40S’inspirant de Bourdieu, Gaillard développe l’idée que le champ de l’arbitrage est passé en quarante ans d’un modèle « solidariste » à un modèle « polarisé » [24]. Le premier reposait sur un petit nombre d’acteurs exerçant alternativement les fonctions d’arbitres, d’avocats des parties ou d’experts. Le modèle « polarisé » actuel, au contraire, implique un nombre croissant d’acteurs de plus en plus spécialisés. Certains arbitres ou avocats officient par exemple aujourd’hui uniquement dans l’arbitrage concernant le secteur gazier, d’autres n’offrent leurs services qu’aux investisseurs, ou au contraire aux États. En somme, la croissance de ce secteur s’accompagne, comme dans tout champ social, d’une spécialisation des fonctions.
41L’œuvre de Bourdieu n’est pas la seule littérature radicale que fréquente Gaillard. Lorsque je lui demande son sentiment sur les mobilisations internationales contre le TAFTA, Gaillard se montre très au fait des arguments de la société civile contre le traité. Dans son propos revient à plusieurs reprises un document publié en 2012 par les ONG Corporate Europe Observatory et Transnational Institute, intitulé Profiting from Injustice [25]. Il s’agit de la prise de position la plus fouillée de la société civile contre le TAFTA, et plus particulièrement contre le mécanisme de règlement des différends entre investisseurs et États. Les analyses qu’il contient ont largement irrigué les mobilisations, en France et ailleurs. Dans ce document, Gaillard est qualifié de « lion intellectuel ».
42Selon Gaillard, la communauté de l’arbitrage devrait accorder plus d’importance à certaines critiques émanant de la société civile. D’abord, l’arbitrage gagnerait à être plus transparent. S’il est des cas où le secret se justifie, il n’est le plus souvent pas indispensable : « L’arbitrage vécu comme justice secrète dans des hôtels de luxe, ça ne m’a jamais paru être une bonne image. Ce qu’on cherche dans l’arbitrage, ce n’est pas le secret, c’est la neutralité. Si on a un litige franco-allemand, l’un ne veut pas aller devant les juridictions allemandes, l’autre ne veut pas aller devant les juridictions françaises, on va faire quoi ? Un arbitrage en Suisse. Alors évidemment on va finir dans un hôtel ou un centre de conférence en Suisse… »

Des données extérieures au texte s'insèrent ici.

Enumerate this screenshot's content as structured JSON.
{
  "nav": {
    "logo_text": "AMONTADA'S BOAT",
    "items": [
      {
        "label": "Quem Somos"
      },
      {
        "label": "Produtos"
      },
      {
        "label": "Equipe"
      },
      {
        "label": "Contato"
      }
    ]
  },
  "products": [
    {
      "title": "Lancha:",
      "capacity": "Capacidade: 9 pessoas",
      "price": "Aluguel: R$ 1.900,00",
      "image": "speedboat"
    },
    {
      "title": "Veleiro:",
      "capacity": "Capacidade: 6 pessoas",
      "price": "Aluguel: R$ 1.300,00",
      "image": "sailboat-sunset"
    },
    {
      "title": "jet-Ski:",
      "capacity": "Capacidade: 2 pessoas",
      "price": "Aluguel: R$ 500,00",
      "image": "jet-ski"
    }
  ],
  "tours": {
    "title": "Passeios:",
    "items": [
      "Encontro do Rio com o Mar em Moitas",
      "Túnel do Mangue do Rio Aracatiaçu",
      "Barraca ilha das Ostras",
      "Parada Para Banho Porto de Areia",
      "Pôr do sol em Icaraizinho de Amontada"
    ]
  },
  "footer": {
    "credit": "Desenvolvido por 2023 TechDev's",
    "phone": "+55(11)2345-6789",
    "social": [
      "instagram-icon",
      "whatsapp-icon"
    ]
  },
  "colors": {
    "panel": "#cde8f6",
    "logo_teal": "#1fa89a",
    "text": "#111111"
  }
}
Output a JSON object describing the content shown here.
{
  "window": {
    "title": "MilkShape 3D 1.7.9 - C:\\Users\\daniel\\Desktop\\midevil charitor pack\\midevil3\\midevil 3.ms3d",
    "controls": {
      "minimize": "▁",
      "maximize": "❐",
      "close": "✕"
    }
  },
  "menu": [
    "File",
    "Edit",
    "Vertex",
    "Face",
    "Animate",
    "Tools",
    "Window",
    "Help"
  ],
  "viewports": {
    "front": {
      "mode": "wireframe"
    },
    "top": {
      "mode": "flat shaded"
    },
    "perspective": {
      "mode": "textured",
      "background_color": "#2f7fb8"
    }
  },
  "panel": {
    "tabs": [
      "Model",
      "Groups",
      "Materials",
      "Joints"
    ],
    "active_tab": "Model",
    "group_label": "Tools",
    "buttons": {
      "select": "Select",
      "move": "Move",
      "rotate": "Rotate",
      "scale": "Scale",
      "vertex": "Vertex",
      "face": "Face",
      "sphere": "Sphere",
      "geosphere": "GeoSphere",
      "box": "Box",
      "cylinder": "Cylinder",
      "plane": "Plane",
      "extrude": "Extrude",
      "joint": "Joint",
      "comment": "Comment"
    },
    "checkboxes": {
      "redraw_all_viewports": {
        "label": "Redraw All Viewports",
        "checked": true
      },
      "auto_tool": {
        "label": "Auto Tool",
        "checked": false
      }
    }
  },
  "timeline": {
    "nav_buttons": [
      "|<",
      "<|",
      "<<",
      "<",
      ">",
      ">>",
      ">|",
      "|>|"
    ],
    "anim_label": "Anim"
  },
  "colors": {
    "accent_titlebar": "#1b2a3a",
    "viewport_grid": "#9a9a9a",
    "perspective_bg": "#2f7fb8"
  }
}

43Gaillard donne raison à la société civile sur un autre point : l’absence de diversité au sein de la communauté des arbitres. Il évoque lors de l’entretien une étude sociologique portant sur le « capital social » des arbitres, inspirée elle aussi des travaux de Bourdieu [26]. Cette étude révèle que plus de 90 % des arbitres nommés dans le cadre des tribunaux du Cirdi sont des hommes. Si quatre-vingt-sept nationalités sont représentées parmi les arbitres, plus de la moitié proviennent de sept pays : les États-Unis, la Grande-Bretagne, la France, la Suisse, la Nouvelle-Zélande, l’Australie et le Canada. L’écrasante majorité des ressortissants des autres nationalités possèdent un diplôme de droit états-unien, britannique ou français.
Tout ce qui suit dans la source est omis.